Goldman Sachs had generated about US$600 million in fees for its work with the Malaysian sovereign wealth fund, which included three bond offerings in 2012 and 2013 that raised US$6.5 billion.

According to The New York Times, Goldman Sachs will “admit mistakes” but will not itself have to enter a guilty plea to charges in the US as part of the deal with prosecutors.

The bank will also avoid the appointment of an outside monitor to review its compliance procedures.

In July, Goldman Sachs agreed to pay US$2.5 billion to Malaysia in return of the dropping of criminal charges against the bank’s top executives.

Goldman Sachs also pledged to cover any shortfall from the sale of US$1.4 billion in assets that have been seized by prosecutors in the US.

Lobbyist pleads guilty

Meanwhile, a former fundraiser for US President Donald Trump pleaded guilty earlier this week to a charge that he illegally lobbied Trump to drop an investigation into the 1MDB scandal.

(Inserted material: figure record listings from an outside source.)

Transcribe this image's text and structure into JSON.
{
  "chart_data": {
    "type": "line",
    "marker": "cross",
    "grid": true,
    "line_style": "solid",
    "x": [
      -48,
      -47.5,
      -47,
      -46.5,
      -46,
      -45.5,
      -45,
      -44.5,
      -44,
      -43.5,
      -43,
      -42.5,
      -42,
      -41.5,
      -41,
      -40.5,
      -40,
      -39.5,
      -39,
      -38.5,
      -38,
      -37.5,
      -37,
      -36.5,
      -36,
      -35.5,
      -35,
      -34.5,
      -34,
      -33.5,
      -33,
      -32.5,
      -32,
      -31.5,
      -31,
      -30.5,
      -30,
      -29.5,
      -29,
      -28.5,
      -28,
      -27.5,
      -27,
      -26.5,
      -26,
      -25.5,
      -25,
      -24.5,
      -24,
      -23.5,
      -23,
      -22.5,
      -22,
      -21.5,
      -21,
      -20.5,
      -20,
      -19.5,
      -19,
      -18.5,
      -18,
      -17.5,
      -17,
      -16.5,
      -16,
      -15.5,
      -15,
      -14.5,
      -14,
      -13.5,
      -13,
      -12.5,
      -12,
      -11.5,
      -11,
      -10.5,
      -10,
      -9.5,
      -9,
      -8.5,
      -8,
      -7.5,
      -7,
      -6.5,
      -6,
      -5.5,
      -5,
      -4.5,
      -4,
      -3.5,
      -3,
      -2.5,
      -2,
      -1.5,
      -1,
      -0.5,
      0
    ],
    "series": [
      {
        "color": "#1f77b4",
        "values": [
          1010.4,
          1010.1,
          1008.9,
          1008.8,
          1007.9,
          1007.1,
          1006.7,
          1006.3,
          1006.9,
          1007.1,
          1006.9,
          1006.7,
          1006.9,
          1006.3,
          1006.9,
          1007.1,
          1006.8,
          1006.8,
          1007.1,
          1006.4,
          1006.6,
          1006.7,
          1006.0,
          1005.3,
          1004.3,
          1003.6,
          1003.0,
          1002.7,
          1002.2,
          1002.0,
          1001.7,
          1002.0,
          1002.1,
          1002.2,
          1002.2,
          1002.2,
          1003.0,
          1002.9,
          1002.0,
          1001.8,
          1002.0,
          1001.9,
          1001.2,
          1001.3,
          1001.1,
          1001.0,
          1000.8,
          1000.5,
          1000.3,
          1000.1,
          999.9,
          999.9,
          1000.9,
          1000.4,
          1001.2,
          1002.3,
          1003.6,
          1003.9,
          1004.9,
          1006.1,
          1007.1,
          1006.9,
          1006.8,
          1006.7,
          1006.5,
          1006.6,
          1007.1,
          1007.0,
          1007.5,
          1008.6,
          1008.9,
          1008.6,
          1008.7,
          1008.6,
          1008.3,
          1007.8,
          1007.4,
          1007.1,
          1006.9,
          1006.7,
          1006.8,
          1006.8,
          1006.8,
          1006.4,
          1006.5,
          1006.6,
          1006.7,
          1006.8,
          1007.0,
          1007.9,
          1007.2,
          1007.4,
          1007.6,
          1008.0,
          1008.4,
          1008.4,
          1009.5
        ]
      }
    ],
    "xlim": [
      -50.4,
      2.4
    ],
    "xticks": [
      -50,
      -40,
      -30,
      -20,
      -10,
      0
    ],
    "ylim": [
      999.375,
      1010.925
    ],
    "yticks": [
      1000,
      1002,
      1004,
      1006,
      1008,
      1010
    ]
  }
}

Elliott Broidy, who held finance posts in Trump’s 2016 campaign and on his inaugural committee, was alleged to have received millions of dollars in payments from an unnamed foreign national to try to arrange the end to a US investigation.

The unnamed foreign national is believed to be Jho Low, an associate of former prime minister Najib Abdul Razak, who is currently facing multiple charges in Malaysia for his role in the scandal.

Najib was convicted in July and sentenced to up to 12 years in prison and fined RM210 million in a case involving SRC International, a former subsidiary of 1MDB. He is currently out on bail pending an appeal to his conviction and sentence.

Jho Low, who is wanted man in both Malaysia and US, is believed to be living in China.